Master Cecilie Dalland
Title of dissertation:
Student-centered teaching methods: How do the use of work plans and oral presentations affect students' use of strategies?
The topic of this thesis was the use of work plans and oral presentations as teaching and learning tools in secondary schools. The main/overall research question was: In what way do student-centred teaching methods, such as work plans and oral presentations, affect lower secondary school students’ use of strategies and working methods? Both work plans and oral presentations are best suited to self-regulated students who are able to take responsibility for their learning, work on their assignments individually and manage their time appropriately. Although Norwegian secondary school students frequently work with work plans and oral presentations, little research has been conducted on these two teaching and learning tools.

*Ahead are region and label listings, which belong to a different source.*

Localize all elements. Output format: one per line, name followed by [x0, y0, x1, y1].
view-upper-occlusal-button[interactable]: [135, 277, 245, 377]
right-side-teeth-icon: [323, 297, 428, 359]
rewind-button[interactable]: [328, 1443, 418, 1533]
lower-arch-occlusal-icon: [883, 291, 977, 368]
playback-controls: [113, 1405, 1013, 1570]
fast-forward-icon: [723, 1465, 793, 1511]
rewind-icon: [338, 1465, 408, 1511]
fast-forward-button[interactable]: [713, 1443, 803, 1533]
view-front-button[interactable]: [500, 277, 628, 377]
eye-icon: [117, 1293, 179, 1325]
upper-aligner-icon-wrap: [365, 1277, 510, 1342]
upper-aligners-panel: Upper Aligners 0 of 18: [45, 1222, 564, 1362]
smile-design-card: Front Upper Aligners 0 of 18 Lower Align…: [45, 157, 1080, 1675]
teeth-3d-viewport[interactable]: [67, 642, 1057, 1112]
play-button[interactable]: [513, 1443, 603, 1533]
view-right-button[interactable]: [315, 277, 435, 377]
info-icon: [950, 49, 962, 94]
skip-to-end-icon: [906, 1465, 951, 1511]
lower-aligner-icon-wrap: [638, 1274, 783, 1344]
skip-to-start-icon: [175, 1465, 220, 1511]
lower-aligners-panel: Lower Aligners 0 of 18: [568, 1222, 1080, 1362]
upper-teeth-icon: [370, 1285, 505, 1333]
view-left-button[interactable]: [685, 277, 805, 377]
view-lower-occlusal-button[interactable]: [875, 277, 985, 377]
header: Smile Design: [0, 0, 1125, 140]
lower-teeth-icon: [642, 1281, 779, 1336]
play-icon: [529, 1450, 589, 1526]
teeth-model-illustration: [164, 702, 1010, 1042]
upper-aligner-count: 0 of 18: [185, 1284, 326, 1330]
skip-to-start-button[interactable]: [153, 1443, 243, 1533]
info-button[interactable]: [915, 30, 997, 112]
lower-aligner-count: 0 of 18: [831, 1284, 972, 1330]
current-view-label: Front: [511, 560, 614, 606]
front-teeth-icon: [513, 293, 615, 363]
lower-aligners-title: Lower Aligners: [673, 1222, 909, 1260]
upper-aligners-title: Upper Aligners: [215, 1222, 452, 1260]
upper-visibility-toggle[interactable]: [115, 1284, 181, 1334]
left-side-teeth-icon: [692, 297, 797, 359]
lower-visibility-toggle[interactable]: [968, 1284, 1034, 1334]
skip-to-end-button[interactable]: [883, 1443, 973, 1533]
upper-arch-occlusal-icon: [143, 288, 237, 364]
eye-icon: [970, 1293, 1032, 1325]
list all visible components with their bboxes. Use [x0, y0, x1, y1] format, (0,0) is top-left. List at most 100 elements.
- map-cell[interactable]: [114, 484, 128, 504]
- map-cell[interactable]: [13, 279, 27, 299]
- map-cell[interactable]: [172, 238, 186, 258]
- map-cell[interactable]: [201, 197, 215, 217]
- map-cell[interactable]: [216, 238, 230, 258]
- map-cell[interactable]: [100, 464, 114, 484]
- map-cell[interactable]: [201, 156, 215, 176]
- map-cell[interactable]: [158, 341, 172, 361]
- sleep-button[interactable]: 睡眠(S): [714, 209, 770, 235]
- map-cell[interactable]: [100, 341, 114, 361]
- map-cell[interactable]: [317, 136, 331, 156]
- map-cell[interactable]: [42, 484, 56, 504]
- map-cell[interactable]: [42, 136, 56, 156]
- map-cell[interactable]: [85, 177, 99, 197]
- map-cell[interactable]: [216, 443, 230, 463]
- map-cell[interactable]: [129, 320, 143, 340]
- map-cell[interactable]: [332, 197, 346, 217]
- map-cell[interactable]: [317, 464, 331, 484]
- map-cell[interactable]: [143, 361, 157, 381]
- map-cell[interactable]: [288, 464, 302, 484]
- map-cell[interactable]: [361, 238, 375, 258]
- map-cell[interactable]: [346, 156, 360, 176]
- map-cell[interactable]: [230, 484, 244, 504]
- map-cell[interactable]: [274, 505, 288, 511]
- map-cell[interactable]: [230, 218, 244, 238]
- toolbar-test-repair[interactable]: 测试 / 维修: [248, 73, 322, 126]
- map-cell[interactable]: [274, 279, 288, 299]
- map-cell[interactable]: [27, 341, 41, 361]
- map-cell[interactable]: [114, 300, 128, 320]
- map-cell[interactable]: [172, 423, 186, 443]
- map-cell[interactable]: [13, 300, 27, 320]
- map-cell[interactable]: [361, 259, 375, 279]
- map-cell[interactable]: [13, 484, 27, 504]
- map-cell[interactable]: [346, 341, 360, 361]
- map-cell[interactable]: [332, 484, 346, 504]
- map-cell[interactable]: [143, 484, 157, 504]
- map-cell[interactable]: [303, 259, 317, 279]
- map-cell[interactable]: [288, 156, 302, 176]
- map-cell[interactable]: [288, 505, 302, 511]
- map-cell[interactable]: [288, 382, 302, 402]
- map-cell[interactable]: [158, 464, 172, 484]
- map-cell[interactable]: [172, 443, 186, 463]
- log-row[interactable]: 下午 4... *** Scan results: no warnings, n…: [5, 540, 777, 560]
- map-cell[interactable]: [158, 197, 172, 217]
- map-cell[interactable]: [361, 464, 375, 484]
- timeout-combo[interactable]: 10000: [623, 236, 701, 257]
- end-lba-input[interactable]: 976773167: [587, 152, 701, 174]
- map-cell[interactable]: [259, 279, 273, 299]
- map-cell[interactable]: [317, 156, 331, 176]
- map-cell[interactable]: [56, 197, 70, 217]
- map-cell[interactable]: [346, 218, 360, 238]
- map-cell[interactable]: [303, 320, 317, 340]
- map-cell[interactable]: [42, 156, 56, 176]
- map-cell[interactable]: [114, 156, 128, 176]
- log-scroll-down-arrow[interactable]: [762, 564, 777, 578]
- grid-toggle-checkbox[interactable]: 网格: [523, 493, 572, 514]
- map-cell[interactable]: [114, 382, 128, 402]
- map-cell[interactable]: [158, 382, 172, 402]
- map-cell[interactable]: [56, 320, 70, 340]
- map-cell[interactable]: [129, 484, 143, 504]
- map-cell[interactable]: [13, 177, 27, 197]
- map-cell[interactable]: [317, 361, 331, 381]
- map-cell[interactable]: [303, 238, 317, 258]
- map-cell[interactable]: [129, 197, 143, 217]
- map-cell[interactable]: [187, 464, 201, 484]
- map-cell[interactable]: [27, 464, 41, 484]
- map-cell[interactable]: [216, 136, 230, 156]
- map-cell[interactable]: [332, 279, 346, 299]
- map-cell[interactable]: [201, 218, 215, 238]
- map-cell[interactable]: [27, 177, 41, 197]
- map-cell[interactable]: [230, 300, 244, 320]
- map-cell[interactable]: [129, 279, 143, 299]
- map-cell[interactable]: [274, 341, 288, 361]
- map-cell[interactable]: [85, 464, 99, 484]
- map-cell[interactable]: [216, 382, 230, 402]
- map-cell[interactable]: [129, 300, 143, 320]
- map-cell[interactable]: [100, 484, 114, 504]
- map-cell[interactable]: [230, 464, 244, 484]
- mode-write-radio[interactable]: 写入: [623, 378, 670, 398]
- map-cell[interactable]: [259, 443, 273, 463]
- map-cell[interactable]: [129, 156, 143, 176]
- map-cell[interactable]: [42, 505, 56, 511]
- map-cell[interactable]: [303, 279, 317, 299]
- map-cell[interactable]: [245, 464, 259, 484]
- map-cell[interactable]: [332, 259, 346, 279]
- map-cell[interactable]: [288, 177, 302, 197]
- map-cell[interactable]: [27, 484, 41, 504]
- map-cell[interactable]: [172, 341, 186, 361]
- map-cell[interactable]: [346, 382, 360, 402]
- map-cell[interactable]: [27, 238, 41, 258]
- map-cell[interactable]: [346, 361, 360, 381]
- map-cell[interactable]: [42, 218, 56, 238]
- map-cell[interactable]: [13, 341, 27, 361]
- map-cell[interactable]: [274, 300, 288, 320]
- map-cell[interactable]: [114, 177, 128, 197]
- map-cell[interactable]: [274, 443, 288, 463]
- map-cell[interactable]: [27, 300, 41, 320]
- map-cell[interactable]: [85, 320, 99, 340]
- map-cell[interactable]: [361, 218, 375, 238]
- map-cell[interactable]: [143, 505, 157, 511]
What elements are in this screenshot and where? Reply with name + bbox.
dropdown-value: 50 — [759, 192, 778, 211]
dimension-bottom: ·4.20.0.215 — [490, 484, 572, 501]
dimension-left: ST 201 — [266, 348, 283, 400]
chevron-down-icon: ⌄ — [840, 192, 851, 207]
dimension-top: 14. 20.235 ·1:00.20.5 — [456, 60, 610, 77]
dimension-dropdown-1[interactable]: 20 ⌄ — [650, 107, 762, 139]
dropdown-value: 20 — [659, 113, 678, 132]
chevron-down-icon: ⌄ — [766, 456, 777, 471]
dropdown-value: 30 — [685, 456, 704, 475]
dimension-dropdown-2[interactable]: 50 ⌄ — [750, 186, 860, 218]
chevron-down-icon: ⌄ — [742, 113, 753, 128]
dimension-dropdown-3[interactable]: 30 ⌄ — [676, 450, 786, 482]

This study investigated the strategies that high- and low-achieving students employ when they use work plans and whether there are gender differences in these strategies. It also investigated whether the use of work plans promoted self-regulated learning and in what ways social positioning and the use of verbal and non-verbal resources were reflected in boys’ and girls’ oral presentations.
The analyses drew on data from the PISA+ video study, which was conducted during 2005. The PISA+- video study consisted of video observations of six ninth-grade math, reading and science classrooms in Norway. One hundred and fifty two video recordings of classes, 77 student interviews and 18 teacher interviews were analysed.
The results showed that high-achieving girls and boys and low-achieving girls took greater responsibility for their learning than low-achieving boys. In terms of the oral presentations, the girls were better prepared, and they were less dependent on manuscripts. In general, the findings showed that the teachers gave the students little training in the use of different learning and self-regulation strategies and that the students received little cognitive and autonomy supportive feedback.
This thesis discusses the use of student-centered teaching methods (work plans and oral presentations) in secondary schools and provides proposals on how these can be used more appropriately.
The work was conducted at the University of Oslo, Department of Education.